Jazz bassist and singer Esperanza Spalding won the Grammy for best new artist in 2011, becoming the first jazz musician to win the award. The 33-year-old musical prodigy has released five albums and appears to push the boundaries farther with each one.
Her sixth album, "Exposure," was created from scratch in just over three days. And as if that wasn't daunting enough, she decided to let the whole world watch. For 77 straight hours in September, every second of her writing and recording process – the good, the bad and the ugly – was streamed on Facebook Live.
"In theory, before we went in, it felt awesome. Then on day one, when I walked into the studio, I was like 'this was a stupid idea,'" she told CBS News' Anthony Mason.
Spalding was seeking pure spontaneity.
"You have to have a lot of confidence to do that, though," Mason said.
"Yeah, or just foolishness. And I think they're closely allied in the psyche — the fool and the hero," she joked. "You have to be willing to be heard not being cool, smart, on it, or brilliant. A big element of this was just accepting that wholeheartedly."
Growing up in Portland, Oregon, Spalding started playing violin at age four.
"Not because I was in love with the instrument, but because I had seen Yo Yo Ma perform on 'Mister Rogers' Neighborhood' and I didn't know the word 'cello.' So, I said, 'Mom, mom, mom, mom. I wanna play the violin,'" Spalding recalled.
Within a year, she was playing with a chamber music orchestra.
"It was such a heightened experience compared to everything else that I felt as a kid. I wanted to get it again and again. I wanted to be in that environment," Spalding said.
Her debut album, "Esperanza," released in 2008, spent 78 weeks on the Billboard jazz chart.

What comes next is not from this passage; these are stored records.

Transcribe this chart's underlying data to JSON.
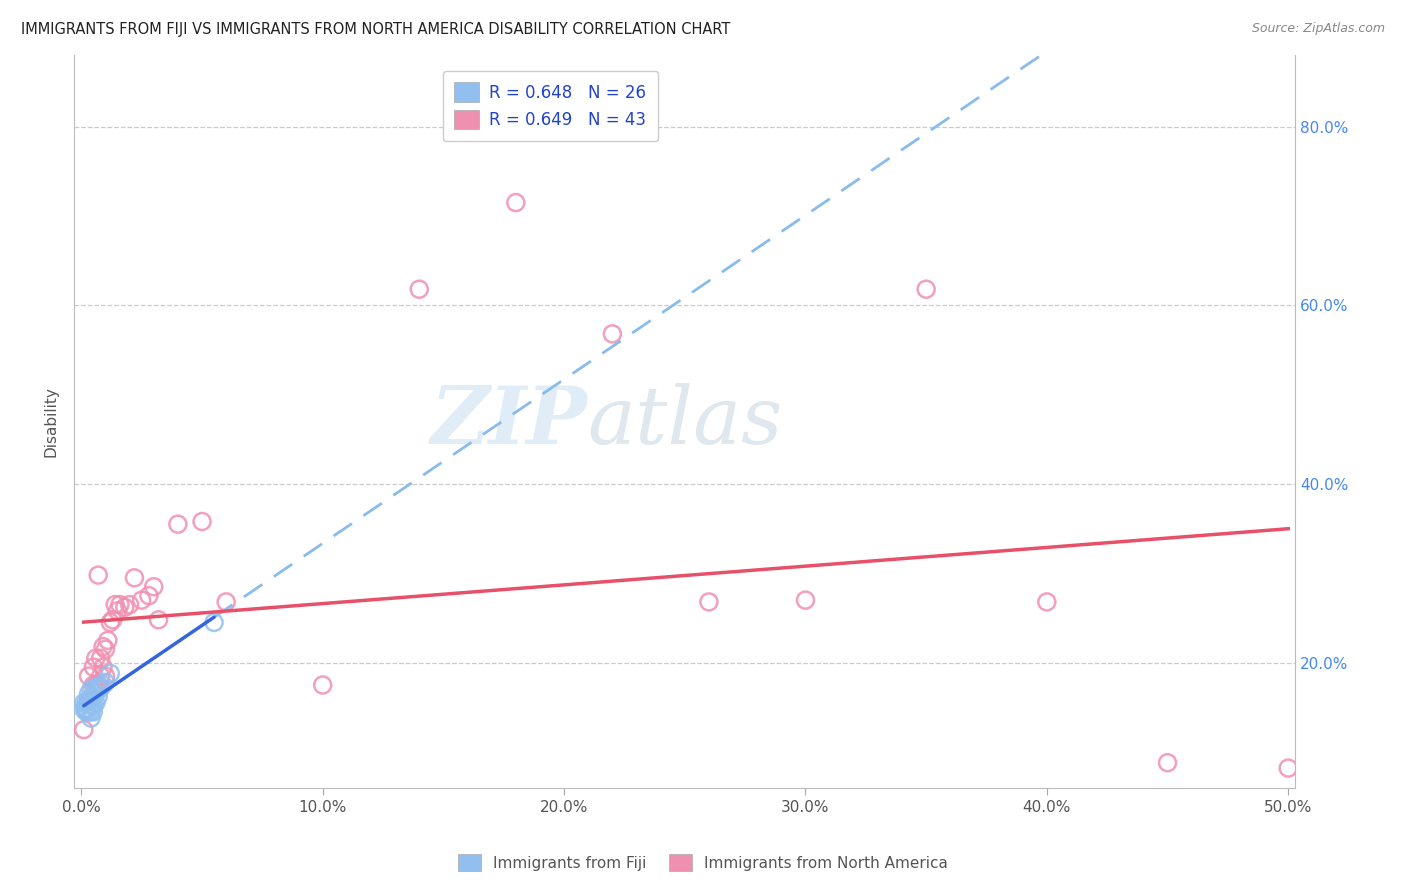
{
  "title": "IMMIGRANTS FROM FIJI VS IMMIGRANTS FROM NORTH AMERICA DISABILITY CORRELATION CHART",
  "source": "Source: ZipAtlas.com",
  "ylabel": "Disability",
  "xlim": [
    -0.003,
    0.503
  ],
  "ylim": [
    0.06,
    0.88
  ],
  "xtick_vals": [
    0.0,
    0.1,
    0.2,
    0.3,
    0.4,
    0.5
  ],
  "xtick_labels": [
    "0.0%",
    "10.0%",
    "20.0%",
    "30.0%",
    "40.0%",
    "50.0%"
  ],
  "ytick_vals": [
    0.2,
    0.4,
    0.6,
    0.8
  ],
  "ytick_labels": [
    "20.0%",
    "40.0%",
    "60.0%",
    "80.0%"
  ],
  "fiji_label": "Immigrants from Fiji",
  "na_label": "Immigrants from North America",
  "fiji_legend": "R = 0.648   N = 26",
  "na_legend": "R = 0.649   N = 43",
  "fiji_color": "#90bff0",
  "na_color": "#f090b0",
  "fiji_line_color": "#3366dd",
  "na_line_color": "#e8506a",
  "dashed_line_color": "#88bbee",
  "watermark_zip": "ZIP",
  "watermark_atlas": "atlas",
  "fiji_x": [
    0.001,
    0.001,
    0.002,
    0.002,
    0.002,
    0.003,
    0.003,
    0.003,
    0.004,
    0.004,
    0.004,
    0.004,
    0.004,
    0.005,
    0.005,
    0.005,
    0.006,
    0.006,
    0.006,
    0.007,
    0.007,
    0.008,
    0.009,
    0.01,
    0.012,
    0.055
  ],
  "fiji_y": [
    0.155,
    0.148,
    0.148,
    0.155,
    0.145,
    0.145,
    0.158,
    0.165,
    0.138,
    0.145,
    0.152,
    0.162,
    0.17,
    0.152,
    0.16,
    0.145,
    0.165,
    0.155,
    0.172,
    0.162,
    0.17,
    0.172,
    0.175,
    0.178,
    0.188,
    0.245
  ],
  "na_x": [
    0.001,
    0.002,
    0.003,
    0.003,
    0.004,
    0.005,
    0.005,
    0.006,
    0.006,
    0.007,
    0.007,
    0.008,
    0.008,
    0.009,
    0.009,
    0.01,
    0.01,
    0.011,
    0.012,
    0.013,
    0.014,
    0.015,
    0.016,
    0.018,
    0.02,
    0.022,
    0.025,
    0.028,
    0.03,
    0.032,
    0.04,
    0.05,
    0.06,
    0.1,
    0.14,
    0.18,
    0.22,
    0.26,
    0.3,
    0.35,
    0.4,
    0.45,
    0.5
  ],
  "na_y": [
    0.125,
    0.148,
    0.158,
    0.185,
    0.158,
    0.195,
    0.175,
    0.175,
    0.205,
    0.175,
    0.298,
    0.185,
    0.205,
    0.195,
    0.218,
    0.185,
    0.215,
    0.225,
    0.245,
    0.248,
    0.265,
    0.258,
    0.265,
    0.262,
    0.265,
    0.295,
    0.27,
    0.275,
    0.285,
    0.248,
    0.355,
    0.358,
    0.268,
    0.175,
    0.618,
    0.715,
    0.568,
    0.268,
    0.27,
    0.618,
    0.268,
    0.088,
    0.082
  ]
}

She was invited to perform at the White House and then she won that best new artist Grammy, beating out, among others, Justin Bieber.
"My brother cried. That was the best part," she said. "He's so stoic."

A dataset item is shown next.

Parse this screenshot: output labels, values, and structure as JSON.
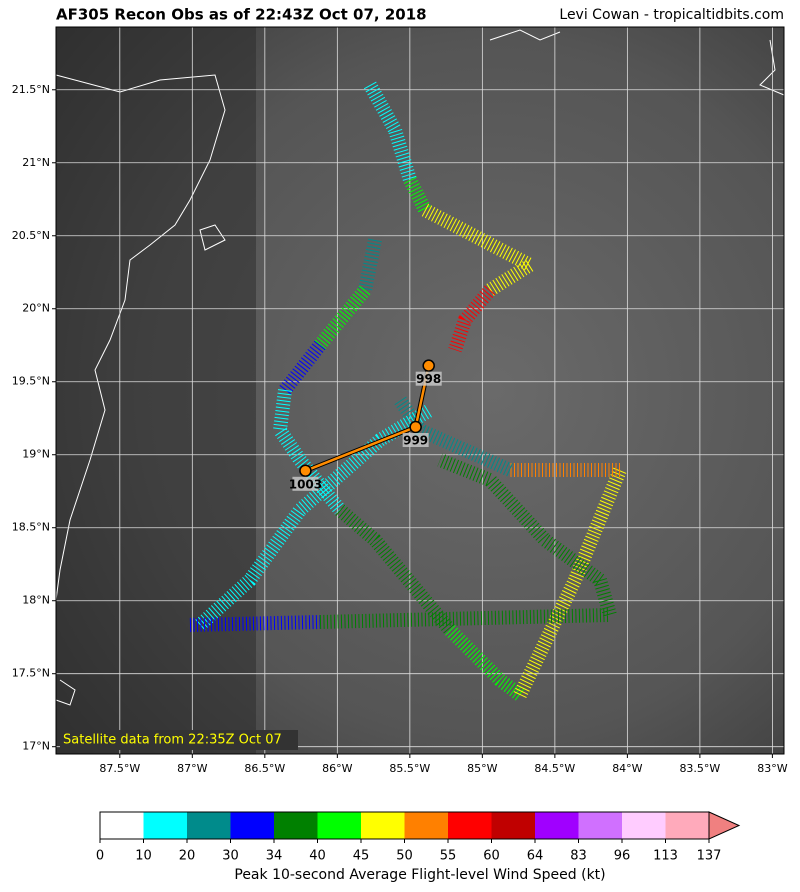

"It opened up so much stuff in such a ridiculously major way."
She will release just 7,777 CD and vinyl copies of the new record. They were sold out before the session even started.
"I put that in place to kind of keep me committed 'cause I knew I was gonna get scared right before it was time to jump," Spalding said.
And scared she was. She was afraid of being a loser.
Spalding says she took inspiration from her idol, the great saxophonist Wayne Shorter.
"Somebody asked him, like, 'Can you define jazz for us?' And he said, 'Yeah, jazz means I dare you,'" she said. "That's what we did for 77 hours. We just dared."
Spalding's new album will be shipped to the 7,777 customers soon.